We live in a society that holds extroversion in high regard. In a world where the speed at which we make social connections is constantly increasing, this obsession we have with being “outgoing” or “friendly” can have incredibly wide-ranging effects.
We are slowly creating an environment that forces people to be in constant interaction with one another. I believe that we are gradually losing sight of the benefits we can reap if we carve out time to be alone.
This is not to suggest that expanding your social circle is an innately bad thing. I firmly believe that our ability to communicate ideas and experiences with one another is a central facet of what makes human beings interesting.
The Internet has greatly expanded our ability to exercise these faculties and has, I would argue, given us the opportunity to more complexly empathize with people outside our immediate geographic or social sphere.
However, I think we tend to get a bit caught up in this phenomenon, which can have adverse effects on our personal well being as well as our relationships with other people.
It is important to recognize that when we constantly privilege extroversion, we also denigrate introversion. There is a lot of very interesting literature about the distinction between extroversion and introversions, and what follows from these distinctions.
I would contend that the essential difference between the two is this: an extrovert finds rejuvenation in social activities, whereas an introvert is rejuvenated by solitary activity. It seems to me that we often wrongly conflate introversion with being anti-social, aloof, or even arrogant.
In doing so, we alienate introverts or try to force them into being people that they are not (an act which, ironically, isn’t all that sociable or friendly in itself).
This problem seems to intensify on college campuses, and Vassar is no exception. With so many different people living in close proximity to each other, it is only natural that those people would get together and socialize.

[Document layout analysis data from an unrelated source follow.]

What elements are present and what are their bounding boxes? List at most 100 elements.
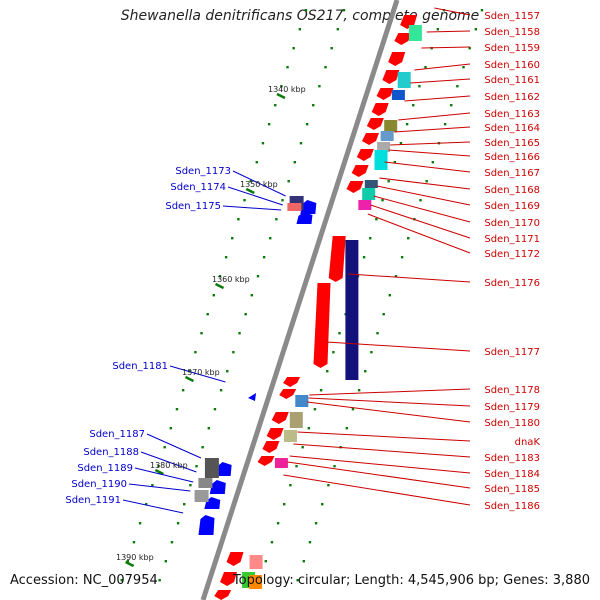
guide-dot: [307, 427, 311, 430]
reverse-gene-label: Sden_1187: [89, 429, 145, 440]
kbp-label: 1370 kbp: [182, 368, 220, 377]
gene-block: [408, 25, 422, 41]
guide-dot: [270, 541, 274, 544]
guide-dot: [276, 522, 280, 525]
guide-dot: [407, 237, 410, 240]
forward-gene-label: Sden_1164: [484, 123, 540, 134]
reverse-gene-label: Sden_1188: [83, 447, 139, 458]
guide-dot: [418, 85, 421, 88]
guide-dot: [319, 389, 323, 392]
guide-dot: [405, 123, 409, 126]
guide-dot: [351, 408, 355, 411]
gene-block: [295, 395, 309, 407]
forward-gene-arrow: [376, 88, 394, 100]
forward-gene-arrow: [382, 70, 400, 84]
reverse-strand-genes: [194, 196, 317, 535]
leader-line: [373, 195, 471, 223]
leader-line: [379, 177, 471, 190]
gene-block: [364, 180, 378, 188]
forward-gene-label: Sden_1165: [484, 138, 540, 149]
guide-dot: [400, 256, 404, 259]
leader-line: [283, 474, 471, 506]
guide-dot: [305, 123, 309, 126]
reverse-gene-arrow: [300, 200, 317, 214]
leader-line: [348, 273, 471, 283]
guide-dot: [314, 522, 318, 525]
guide-dot: [286, 66, 289, 69]
leader-line: [404, 95, 471, 102]
forward-strand-genes: [214, 15, 422, 600]
forward-gene-arrow: [356, 149, 374, 161]
guide-dot: [181, 389, 185, 392]
leader-line: [410, 78, 471, 84]
guide-dot: [261, 142, 265, 145]
gene-block: [274, 458, 288, 468]
forward-gene-label: Sden_1157: [484, 11, 540, 22]
reverse-gene-arrow: [296, 212, 313, 224]
forward-gene-label: Sden_1161: [484, 75, 540, 86]
kbp-label: 1350 kbp: [240, 180, 278, 189]
guide-dot: [249, 180, 252, 183]
guide-dot: [231, 237, 234, 240]
forward-gene-label: Sden_1177: [484, 347, 540, 358]
forward-gene-label: Sden_1179: [484, 402, 540, 413]
forward-gene-label: Sden_1169: [484, 201, 540, 212]
gene-block: [345, 240, 359, 380]
guide-dot: [431, 161, 435, 164]
guide-dot: [450, 104, 453, 107]
kbp-label: 1340 kbp: [268, 85, 306, 94]
forward-gene-label: Sden_1163: [484, 109, 540, 120]
guide-dot: [163, 446, 166, 449]
gene-block: [358, 200, 372, 210]
leader-line: [222, 205, 282, 211]
gene-block: [374, 150, 388, 170]
gene-block: [362, 188, 376, 200]
guide-dot: [256, 275, 260, 278]
gene-block: [380, 131, 394, 141]
gene-block: [397, 72, 411, 88]
kbp-label: 1380 kbp: [150, 461, 188, 470]
guide-dot: [308, 541, 312, 544]
leader-line: [146, 433, 202, 459]
guide-dot: [281, 199, 284, 202]
guide-dot: [275, 218, 278, 221]
guide-dot: [138, 522, 142, 525]
guide-dot: [175, 408, 179, 411]
forward-gene-label: Sden_1186: [484, 501, 540, 512]
leader-line: [367, 213, 471, 254]
leader-line: [388, 149, 471, 157]
reverse-gene-arrow: [209, 480, 226, 494]
guide-dot: [318, 85, 321, 88]
forward-gene-arrow: [394, 33, 412, 45]
guide-dot: [219, 389, 223, 392]
forward-gene-label: Sden_1178: [484, 385, 540, 396]
forward-gene-label: Sden_1180: [484, 418, 540, 429]
dotted-guides: [120, 9, 484, 582]
guide-dot: [255, 161, 259, 164]
leader-line: [134, 467, 194, 483]
guide-dot: [425, 180, 428, 183]
guide-dot: [299, 142, 303, 145]
guide-dot: [232, 351, 235, 354]
guide-dot: [151, 484, 154, 487]
forward-gene-label: Sden_1170: [484, 218, 540, 229]
forward-gene-label: Sden_1168: [484, 185, 540, 196]
reverse-gene-arrow: [198, 515, 215, 535]
guide-dot: [289, 484, 292, 487]
guide-dot: [237, 218, 240, 221]
scale-labels: 1340 kbp 1350 kbp 1360 kbp 1370 kbp 1380 kbp…: [116, 85, 306, 562]
guide-dot: [126, 560, 130, 563]
guide-dot: [436, 28, 440, 31]
guide-dot: [164, 560, 168, 563]
guide-dot: [357, 389, 361, 392]
guide-dot: [170, 541, 174, 544]
reverse-gene-label: Sden_1181: [112, 361, 168, 372]
guide-dot: [195, 465, 198, 468]
guide-dot: [327, 484, 330, 487]
leader-line: [227, 186, 283, 206]
guide-dot: [468, 47, 471, 50]
leader-line: [293, 443, 471, 458]
forward-gene-label: Sden_1159: [484, 43, 540, 54]
guide-dot: [312, 104, 315, 107]
guide-dot: [158, 579, 161, 582]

Political meetings, lectures, concerts, comedy shows and drunken celebrations seem to be around every corner; every missed activity is seen as a wasted opportunity to meet new people or expand one’s horizon. And it is super important to experience these things, especially considering how cool and interesting our student body can be.
I would argue that even if you are not really comfortable with going to a concert with a bunch of people you just met or joining a political movement that is just taking shape, you should take a leap of faith and get involved somehow. That being said, stepping out of your comfort zone can also mean taking time to be alone.

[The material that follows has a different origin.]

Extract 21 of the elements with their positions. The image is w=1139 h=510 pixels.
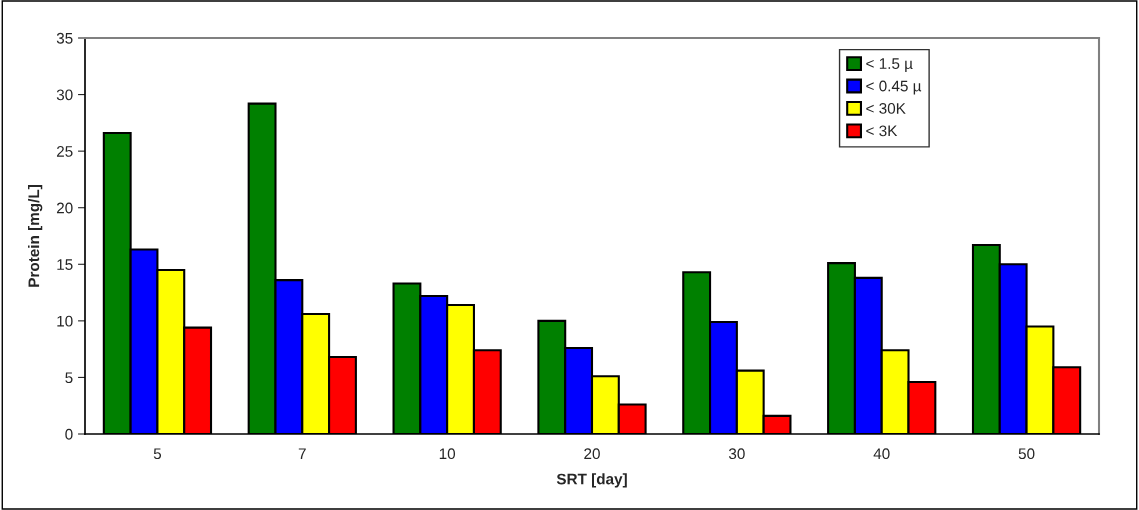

And when I say take some time out for yourself, I don’t just mean for the sake of your own mental or physical health. While it is important to hit the brakes every once in a while and just take some necessary R&R, I don’t believe that solitude is just a tool that serves social engagement.

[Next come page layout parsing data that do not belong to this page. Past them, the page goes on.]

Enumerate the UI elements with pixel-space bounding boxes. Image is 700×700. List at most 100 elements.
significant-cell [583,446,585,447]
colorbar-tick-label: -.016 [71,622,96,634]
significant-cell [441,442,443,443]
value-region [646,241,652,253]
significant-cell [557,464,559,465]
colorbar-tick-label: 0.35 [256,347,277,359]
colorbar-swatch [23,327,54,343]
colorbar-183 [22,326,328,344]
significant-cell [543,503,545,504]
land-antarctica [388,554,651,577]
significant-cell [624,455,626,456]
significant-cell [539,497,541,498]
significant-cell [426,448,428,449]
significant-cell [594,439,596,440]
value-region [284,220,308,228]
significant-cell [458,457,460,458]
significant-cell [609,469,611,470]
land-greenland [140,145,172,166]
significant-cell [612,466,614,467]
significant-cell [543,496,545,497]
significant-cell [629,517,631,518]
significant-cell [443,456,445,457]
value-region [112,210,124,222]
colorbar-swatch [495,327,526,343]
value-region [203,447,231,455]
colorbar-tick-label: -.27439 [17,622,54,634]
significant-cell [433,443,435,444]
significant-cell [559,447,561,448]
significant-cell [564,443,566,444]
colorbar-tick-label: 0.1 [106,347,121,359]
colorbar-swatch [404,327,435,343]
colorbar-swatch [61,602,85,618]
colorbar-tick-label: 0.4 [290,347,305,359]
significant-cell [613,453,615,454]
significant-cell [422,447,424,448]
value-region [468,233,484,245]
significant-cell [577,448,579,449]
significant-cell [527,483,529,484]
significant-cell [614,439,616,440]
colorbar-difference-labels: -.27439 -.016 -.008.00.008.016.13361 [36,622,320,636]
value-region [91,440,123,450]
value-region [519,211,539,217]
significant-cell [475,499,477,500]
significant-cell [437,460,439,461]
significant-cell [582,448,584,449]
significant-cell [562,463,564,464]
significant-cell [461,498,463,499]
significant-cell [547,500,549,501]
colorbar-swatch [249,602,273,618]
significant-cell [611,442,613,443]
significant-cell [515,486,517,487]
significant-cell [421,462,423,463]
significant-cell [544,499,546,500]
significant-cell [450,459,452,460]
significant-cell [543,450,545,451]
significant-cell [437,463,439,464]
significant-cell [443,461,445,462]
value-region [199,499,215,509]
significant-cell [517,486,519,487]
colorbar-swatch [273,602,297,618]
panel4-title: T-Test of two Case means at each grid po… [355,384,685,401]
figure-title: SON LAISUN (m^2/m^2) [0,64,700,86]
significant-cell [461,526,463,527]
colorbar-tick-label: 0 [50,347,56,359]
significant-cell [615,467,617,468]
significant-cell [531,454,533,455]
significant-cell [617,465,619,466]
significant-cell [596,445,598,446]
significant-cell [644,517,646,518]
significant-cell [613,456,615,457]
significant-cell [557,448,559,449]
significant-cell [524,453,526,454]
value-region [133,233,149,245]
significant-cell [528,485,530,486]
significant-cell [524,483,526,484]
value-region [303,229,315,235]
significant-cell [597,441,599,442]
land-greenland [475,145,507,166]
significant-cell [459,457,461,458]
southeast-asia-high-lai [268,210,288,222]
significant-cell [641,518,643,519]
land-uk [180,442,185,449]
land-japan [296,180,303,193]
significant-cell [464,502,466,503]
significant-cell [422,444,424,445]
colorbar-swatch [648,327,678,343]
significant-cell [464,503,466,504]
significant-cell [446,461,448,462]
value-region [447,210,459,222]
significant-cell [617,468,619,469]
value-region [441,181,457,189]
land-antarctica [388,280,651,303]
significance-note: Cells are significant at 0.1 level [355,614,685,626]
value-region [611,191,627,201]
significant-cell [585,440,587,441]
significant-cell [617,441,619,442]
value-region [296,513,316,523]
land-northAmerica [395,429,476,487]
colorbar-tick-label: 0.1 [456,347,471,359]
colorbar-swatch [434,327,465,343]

Being alone can result in experiences that are as enriching and significant as going out with friends.
As an extrovert, I initially found it difficult to find meaning or enjoyment in solitary activity. I simply saw being alone as an intermediary stage between one social gathering and the next.
As you might imagine, the prospect of going off to college enchanted me, as I couldn’t wait to share my experiences with a whole new set of people, and then have those same people do the same to me.
The idea of always having someone to hang out with seemed to be the greatest thing ever. Yet, when I finally got here, I found that some of my most interesting and eye opening experiences occurred when I was by myself.
Most people who know me also know that I am strangely drawn to walking around campus alone late at night. I can’t exactly pinpoint when I started doing this, but it came as the result of the over-stimulation I felt during my first few weeks at school.
I initially saw these excursions as just a way to take a breather after spending hours on work or with my new friends. But I soon found that these walks opened up an entirely new space for me, and gave me a new perspective on the world around me and on myself.
During these walks (which varied greatly in their degrees of sobriety), I was completely free of any pressures that came with being around people. I noticed that I could still engage with myself, but without any of the performative constraints associated with interacting with others.
As I thought about my relationships with others, or my plans for the future, or even just about a really cool show I just saw, I found that I could reach new parts of my mind. I realized that I didn’t actually know as much about myself as I thought I did.
These walks became therapeutic in a way, as I dove into the complexities and the chaos that emerged in my life and that I believe emerges in all of our lives in some way.
I could be honest with myself, mostly because I wasn’t worried about whether my thoughts might rub someone the wrong way or color someone else’s opinion of me.
Even though this time alone was strange and even a little uncomfortable at first, it eventually became a very freeing and empowering experience.
I don’t claim to be an expert about the inner workings of the mind, and I definitely don’t believe that my experience is universal in any way, shape, or form.
I recognize the importance of finding and enjoying new communities at college, and I strongly support the notion that synthesis of different perspectives from different people leads to a more comprehensive and complex understanding of the world.
Nevertheless, I would like to challenge all of you to find a way to be alone with yourselves. You might be surprised by the person you meet.